Example with dense embeddings
from haystack import Document, Pipeline
from haystack.components.retrievers.in_memory import InMemoryEmbeddingRetriever
from haystack.document_stores.in_memory import InMemoryDocumentStore
from haystack_integrations.components.embedders.fastembed import FastembedDocumentEmbedder, FastembedTextEmbedder
document_store = InMemoryDocumentStore(embedding_similarity_function="cosine")
documents = [
Document(content="My name is Wolfgang and I live in Berlin"),
Document(content="I saw a black horse running"),
Document(content="Germany has many big cities"),
Document(content="fastembed is supported by and maintained by Qdrant."),
]
document_embedder = FastembedDocumentEmbedder()
document_embedder.warm_up()
documents_with_embeddings = document_embedder.run(documents)["documents"]

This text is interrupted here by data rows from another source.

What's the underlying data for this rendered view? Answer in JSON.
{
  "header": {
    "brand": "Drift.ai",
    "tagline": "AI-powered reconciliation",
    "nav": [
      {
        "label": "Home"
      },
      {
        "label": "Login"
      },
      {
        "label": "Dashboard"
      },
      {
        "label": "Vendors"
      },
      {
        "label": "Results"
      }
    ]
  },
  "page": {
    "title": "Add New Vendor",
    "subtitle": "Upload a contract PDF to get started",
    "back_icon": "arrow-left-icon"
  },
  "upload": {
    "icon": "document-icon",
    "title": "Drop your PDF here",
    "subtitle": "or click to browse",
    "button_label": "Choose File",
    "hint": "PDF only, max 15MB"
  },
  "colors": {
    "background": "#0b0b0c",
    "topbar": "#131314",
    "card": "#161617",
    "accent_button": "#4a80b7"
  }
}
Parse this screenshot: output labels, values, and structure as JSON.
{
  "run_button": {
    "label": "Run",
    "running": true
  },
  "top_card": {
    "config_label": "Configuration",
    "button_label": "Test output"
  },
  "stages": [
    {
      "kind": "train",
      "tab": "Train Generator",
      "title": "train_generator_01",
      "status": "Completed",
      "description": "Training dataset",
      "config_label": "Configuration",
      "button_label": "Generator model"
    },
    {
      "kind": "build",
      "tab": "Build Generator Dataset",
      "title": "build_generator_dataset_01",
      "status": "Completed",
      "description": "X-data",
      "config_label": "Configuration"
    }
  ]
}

document_store.write_documents(documents_with_embeddings)
query_pipeline = Pipeline()
query_pipeline.add_component("text_embedder", FastembedTextEmbedder())
query_pipeline.add_component("retriever", InMemoryEmbeddingRetriever(document_store=document_store))
query_pipeline.connect("text_embedder.embedding", "retriever.query_embedding")
query = "Who supports fastembed?"
result = query_pipeline.run({"text_embedder": {"text": query}})
For a more detailed example, see this notebook.
Example with sparse embeddings
Currently, Sparse Embedding retrieval is only supported by QdrantDocumentStore
.
You can install the package as follows:
pip install qdrant-haystack
from haystack import Document, Pipeline
from haystack_integrations.components.retrievers.qdrant import QdrantSparseEmbeddingRetriever
from haystack_integrations.document_stores.qdrant import QdrantDocumentStore
from haystack_integrations.components.embedders.fastembed import FastembedDocumentEmbedder, FastembedTextEmbedder
document_store = QdrantDocumentStore(
":memory:",
recreate_index=True,
use_sparse_embeddings=True
)
documents = [
Document(content="My name is Wolfgang and I live in Berlin"),
Document(content="I saw a black horse running"),
Document(content="Germany has many big cities"),
Document(content="fastembed is supported by and maintained by Qdrant."),
]
sparse_document_embedder = FastembedSparseDocumentEmbedder()
sparse_document_embedder.warm_up()
documents_with_sparse_embeddings = sparse_document_embedder.run(documents)["documents"]
document_store.write_documents(documents_with_sparse_embeddings)
query_pipeline = Pipeline()
query_pipeline.add_component("sparse_text_embedder", FastembedSparseTextEmbedder())
query_pipeline.add_component("sparse_retriever", QdrantSparseEmbeddingRetriever(document_store=document_store))
query_pipeline.connect("sparse_text_embedder.sparse_embedding", "retriever.query_sparse_embedding")
query = "Who supports fastembed?"
result = query_pipeline.run({"sparse_text_embedder": {"text": query}})
For a more detailed example, see this notebook.
License
fastembed-haystack
is distributed under the terms of the
Apache-2.0 license.